“But by far the worst thing we do to males—by making them feel they have to be hard—is that we leave them with very fragile egos. The harder a man feels compelled to be, the weaker his ego is.”
― Chimamanda Ngozi Adichie, We Should All Be Feminists ―
Gender roles are often accepted as simply the way things are and have always have been. From this perspective, change goes again biological inclinations and social traditions and is worth resisting.
Masculinity is one half of the gender duality which exists at the foundation of [Western] culture.
Studies of, and courses examining, men and masculinity remain less common within academia.
Masculinity can and is performed by male-bodies, female-bodies, women, and men, and categories resisting the binary model.
This seminar-style course explores the construction and performance of masculinity across both time and space.
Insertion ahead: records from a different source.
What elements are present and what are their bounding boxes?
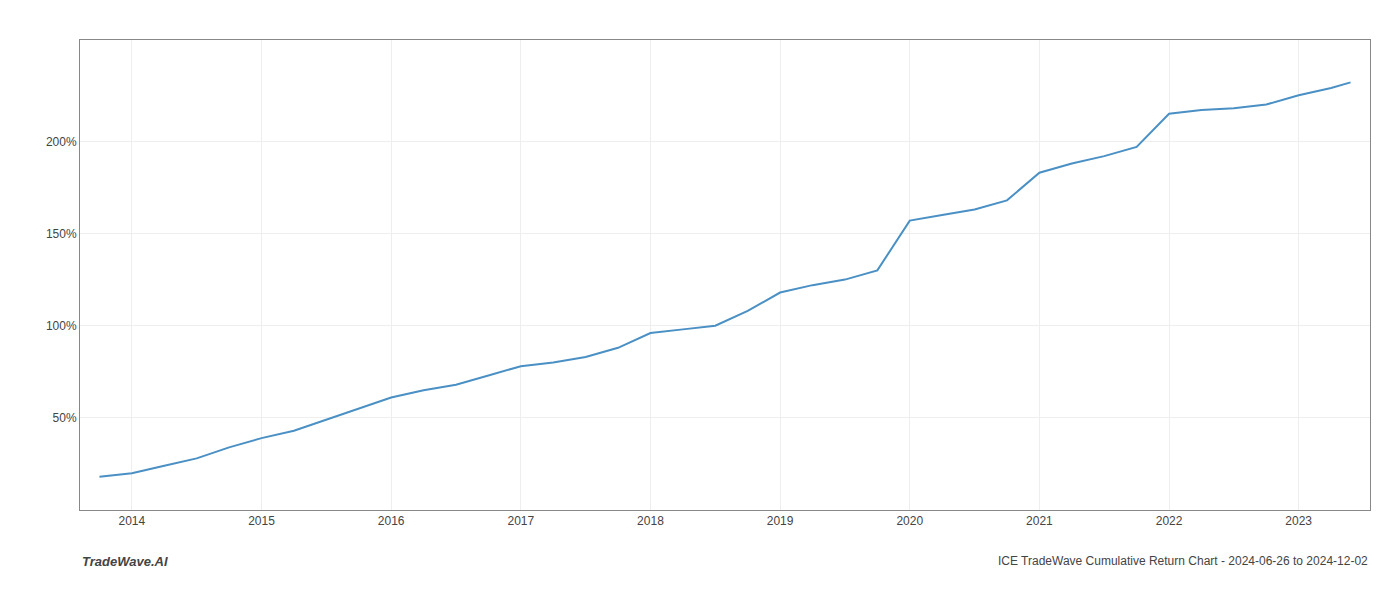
svg-text:2015: 2015: [248, 514, 275, 528]
svg-text:200%: 200%: [46, 135, 77, 149]
svg-text:100%: 100%: [46, 319, 77, 333]
svg-text:2019: 2019: [767, 514, 794, 528]
svg-text:TradeWave.AI: TradeWave.AI: [82, 554, 168, 569]
svg-text:2021: 2021: [1026, 514, 1053, 528]
svg-text:2023: 2023: [1285, 514, 1312, 528]
svg-text:2017: 2017: [507, 514, 534, 528]
svg-text:150%: 150%: [46, 227, 77, 241]
svg-text:2014: 2014: [119, 514, 146, 528]
svg-text:2016: 2016: [378, 514, 405, 528]
svg-text:50%: 50%: [53, 411, 77, 425]
svg-text:2018: 2018: [637, 514, 664, 528]
svg-text:2022: 2022: [1156, 514, 1183, 528]
svg-text:2020: 2020: [896, 514, 923, 528]
svg-text:ICE TradeWave Cumulative Retur: ICE TradeWave Cumulative Return Chart - …: [998, 554, 1368, 568]
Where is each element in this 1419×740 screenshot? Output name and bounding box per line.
In doing so we reconsider the idea that gender is a fixed reality. Through engaging with key readings from sociology, geography, and gender studies, we will examine a multitude of institutional and interactional contexts that create, preserve, and alter gender norms in society, including schools, work, sports, and the media. In doing so, we will look at the position of men in society and ways that masculinity both enables certain experiences while limiting others. We will also reflect on the reoccurring idea that masculinity is in crisis. I hope you find Questioning Masculinity to be one of the most enjoyable and thought provoking courses at Brockport.
My goal is to have helped you:
Identify the difference between sex and gender.
Understand what it means for masculinity to be socially constructed.
Understand what it means for gender to be a dimension of social stratification
and how gender is related to power and inequality.
Understand why an intersectional framework that takes into account other dimensions of stratification is important for examining the experience of being a gendered being.
Understand how men, women, and non-binary groups are empowered/limited by their gender.
Understand the role of social institutions and organizations in maintaining, challenging, and altering gender ideologies and norms in society.
Make connections between course materials and your own experiences. Most importantly, this course is an opportunity to think through and discuss difficult issues that continue to shape our country and the people who inhabit it.